The experience of being a one-hit wonder has always fascinated me, especially when that one hit comes your first time out of the gate, and Jimmy Ray provides an exceptionally pure example of the form. He must have imagined, at least on some level, that this was just the beginning. Right? That it was the start of years of fame, of attention, of interviews with music journalists where his musings about the artistic intention behind his next album would meet with rapt, respectful attention. How did it feel, then, to launch his career, see it succeed beyond all reasonable expectations, and then have it all immediately taken away? I can speculate, but only those who have experienced it can really know. Probably most of them make their peace with it.
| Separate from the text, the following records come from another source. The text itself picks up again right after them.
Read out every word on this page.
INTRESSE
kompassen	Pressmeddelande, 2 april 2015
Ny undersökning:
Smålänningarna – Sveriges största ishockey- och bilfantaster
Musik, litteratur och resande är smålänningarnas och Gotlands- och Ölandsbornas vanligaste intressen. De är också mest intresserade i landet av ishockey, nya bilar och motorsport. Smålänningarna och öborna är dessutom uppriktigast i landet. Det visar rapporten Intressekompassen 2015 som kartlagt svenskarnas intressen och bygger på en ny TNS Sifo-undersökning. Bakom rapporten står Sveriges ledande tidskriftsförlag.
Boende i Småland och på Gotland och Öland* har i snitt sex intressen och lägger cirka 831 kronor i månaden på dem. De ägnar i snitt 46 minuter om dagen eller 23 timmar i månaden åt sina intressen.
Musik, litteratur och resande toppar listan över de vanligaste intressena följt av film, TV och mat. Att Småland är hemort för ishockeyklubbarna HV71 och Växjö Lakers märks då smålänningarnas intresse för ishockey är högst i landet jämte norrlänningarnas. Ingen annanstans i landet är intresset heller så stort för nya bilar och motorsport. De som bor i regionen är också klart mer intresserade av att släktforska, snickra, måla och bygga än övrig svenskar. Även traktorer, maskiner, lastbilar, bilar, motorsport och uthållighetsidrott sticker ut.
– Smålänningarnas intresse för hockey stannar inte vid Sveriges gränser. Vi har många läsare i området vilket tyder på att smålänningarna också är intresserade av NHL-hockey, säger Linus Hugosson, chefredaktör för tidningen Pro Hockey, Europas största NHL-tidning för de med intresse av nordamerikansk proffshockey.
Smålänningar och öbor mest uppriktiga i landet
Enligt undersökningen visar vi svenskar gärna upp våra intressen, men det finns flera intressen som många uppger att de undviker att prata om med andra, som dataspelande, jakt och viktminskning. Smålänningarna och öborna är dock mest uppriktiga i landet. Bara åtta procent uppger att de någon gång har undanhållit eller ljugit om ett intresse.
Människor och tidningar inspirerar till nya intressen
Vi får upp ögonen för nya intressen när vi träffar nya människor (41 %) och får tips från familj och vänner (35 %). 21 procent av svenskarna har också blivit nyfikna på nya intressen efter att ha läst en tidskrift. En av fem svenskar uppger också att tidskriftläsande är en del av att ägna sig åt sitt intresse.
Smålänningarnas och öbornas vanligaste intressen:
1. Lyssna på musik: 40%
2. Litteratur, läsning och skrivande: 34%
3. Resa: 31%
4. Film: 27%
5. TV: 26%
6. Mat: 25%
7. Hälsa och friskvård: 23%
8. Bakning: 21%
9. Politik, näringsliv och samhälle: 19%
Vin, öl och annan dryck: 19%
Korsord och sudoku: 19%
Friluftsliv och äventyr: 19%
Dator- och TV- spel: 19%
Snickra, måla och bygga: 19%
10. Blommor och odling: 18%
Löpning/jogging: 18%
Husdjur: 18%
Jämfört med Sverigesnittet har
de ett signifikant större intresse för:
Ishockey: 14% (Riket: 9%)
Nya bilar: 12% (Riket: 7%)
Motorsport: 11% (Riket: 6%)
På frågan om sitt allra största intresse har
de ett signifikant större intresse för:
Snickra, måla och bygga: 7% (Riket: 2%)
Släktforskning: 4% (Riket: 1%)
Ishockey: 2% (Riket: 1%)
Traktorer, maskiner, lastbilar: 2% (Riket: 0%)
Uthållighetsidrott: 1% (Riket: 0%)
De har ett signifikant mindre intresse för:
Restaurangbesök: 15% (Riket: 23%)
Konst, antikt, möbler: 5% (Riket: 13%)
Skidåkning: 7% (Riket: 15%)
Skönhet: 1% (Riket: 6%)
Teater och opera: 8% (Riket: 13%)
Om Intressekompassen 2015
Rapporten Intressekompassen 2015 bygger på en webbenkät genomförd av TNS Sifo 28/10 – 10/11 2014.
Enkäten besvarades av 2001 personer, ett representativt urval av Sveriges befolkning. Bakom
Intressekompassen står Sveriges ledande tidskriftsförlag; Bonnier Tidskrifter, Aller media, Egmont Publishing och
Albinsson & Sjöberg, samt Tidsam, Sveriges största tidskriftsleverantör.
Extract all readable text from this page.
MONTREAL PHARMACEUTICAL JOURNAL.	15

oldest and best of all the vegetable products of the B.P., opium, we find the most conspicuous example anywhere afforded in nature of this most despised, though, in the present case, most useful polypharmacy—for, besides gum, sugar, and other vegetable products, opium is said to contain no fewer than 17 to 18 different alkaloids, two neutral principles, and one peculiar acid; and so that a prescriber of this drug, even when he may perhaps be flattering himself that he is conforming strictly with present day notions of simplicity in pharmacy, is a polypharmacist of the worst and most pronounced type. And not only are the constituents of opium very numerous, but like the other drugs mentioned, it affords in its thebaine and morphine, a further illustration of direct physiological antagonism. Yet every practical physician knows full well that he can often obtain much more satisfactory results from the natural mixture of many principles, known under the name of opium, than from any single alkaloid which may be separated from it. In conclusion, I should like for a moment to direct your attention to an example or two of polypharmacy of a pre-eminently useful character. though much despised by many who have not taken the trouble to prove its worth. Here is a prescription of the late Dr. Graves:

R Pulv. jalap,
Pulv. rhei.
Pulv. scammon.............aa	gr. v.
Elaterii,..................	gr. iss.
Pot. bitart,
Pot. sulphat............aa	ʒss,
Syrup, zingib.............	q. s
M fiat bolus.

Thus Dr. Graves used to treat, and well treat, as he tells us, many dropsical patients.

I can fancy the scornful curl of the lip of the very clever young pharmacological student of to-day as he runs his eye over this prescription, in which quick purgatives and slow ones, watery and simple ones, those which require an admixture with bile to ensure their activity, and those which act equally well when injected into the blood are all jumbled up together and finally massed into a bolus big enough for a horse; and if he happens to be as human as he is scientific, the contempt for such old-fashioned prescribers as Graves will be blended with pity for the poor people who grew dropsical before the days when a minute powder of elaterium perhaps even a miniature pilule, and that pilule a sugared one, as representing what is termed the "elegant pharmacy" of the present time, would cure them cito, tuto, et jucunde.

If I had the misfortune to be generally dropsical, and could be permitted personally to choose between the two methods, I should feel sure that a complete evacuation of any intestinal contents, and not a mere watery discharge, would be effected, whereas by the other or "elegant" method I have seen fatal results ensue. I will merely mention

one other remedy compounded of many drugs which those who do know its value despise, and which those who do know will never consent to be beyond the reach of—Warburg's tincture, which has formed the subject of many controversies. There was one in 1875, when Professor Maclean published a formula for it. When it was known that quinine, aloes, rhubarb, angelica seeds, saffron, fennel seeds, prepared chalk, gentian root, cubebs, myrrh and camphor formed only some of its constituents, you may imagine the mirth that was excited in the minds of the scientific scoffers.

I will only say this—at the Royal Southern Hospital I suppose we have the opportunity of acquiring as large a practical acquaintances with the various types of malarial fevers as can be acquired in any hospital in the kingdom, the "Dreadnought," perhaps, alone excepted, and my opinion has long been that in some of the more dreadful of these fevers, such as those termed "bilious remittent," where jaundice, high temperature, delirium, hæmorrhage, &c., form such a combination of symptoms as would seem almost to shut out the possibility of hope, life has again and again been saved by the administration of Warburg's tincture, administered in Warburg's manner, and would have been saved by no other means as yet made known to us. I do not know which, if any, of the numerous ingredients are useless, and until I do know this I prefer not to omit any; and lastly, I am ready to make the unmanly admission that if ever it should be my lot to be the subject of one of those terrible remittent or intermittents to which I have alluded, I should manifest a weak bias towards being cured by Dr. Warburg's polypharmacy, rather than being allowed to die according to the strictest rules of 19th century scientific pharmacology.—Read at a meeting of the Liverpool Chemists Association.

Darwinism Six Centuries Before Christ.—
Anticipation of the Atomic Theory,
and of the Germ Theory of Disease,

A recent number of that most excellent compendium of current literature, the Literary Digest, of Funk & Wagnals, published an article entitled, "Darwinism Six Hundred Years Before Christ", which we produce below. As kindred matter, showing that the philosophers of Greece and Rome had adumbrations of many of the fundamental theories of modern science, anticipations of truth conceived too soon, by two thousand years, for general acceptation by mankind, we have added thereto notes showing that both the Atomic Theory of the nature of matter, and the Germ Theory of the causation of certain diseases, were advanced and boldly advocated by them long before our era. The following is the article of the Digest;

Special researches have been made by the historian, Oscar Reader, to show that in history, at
After all, the only reason to try to make a career playing music is that you love playing music, as that love is usually the only reward you’ll ever get. So maybe it’s easy to accept your moment in the spotlight as simply a cherry on top of the sundae of a career doing the thing that you love. But maybe not. Maybe it haunts you forever, poisoning the rest of your life with the question of what might have been.
The thing is, that question about which I’ve idly speculated for so long has suddenly developed a certain urgency for me. This year I’ve experienced a rise to fame as unexpected and instantaneous as Jimmy Ray’s. And I have to tell you: I really, really like it. I like getting recognized in public, being invited to speak in front of crowds, receiving little framed awards from politicians, seeing Padma Lakshmi praise me on Twitter. It feels amazing, and I don’t want this feeling to go away. But in the back of my mind I know that all the interest and attention and praise I’m receiving right now may disappear as quickly as Jimmy Ray’s second single. How would that feel? Would it break me? Would I spend my life pathetically trying to reclaim that spotlight? Or will I think, oh well, that’s a bummer, but I got a bunch of memories and a million dollars out of the deal, and then just move on with my life? That would be the healthy way to go, but at times I find it hard to picture myself bowing out gracefully.
From what little I can find online, Jimmy Ray stayed in and around the business. He did some work as a producer for a while, and eventually, perhaps inevitably, released a “comeback” album in 2017. The lead single off that album had racked up a total of 8,701 listens on Spotify before I became the 8,702nd. It is a cover of his one hit. But, somewhat poignantly, this time he chose to release it under a different title: “Who Wants To Know?” The answer, as he must have suspected, is “basically nobody.” But Jimmy, if you’re out there: I do. I do want to know.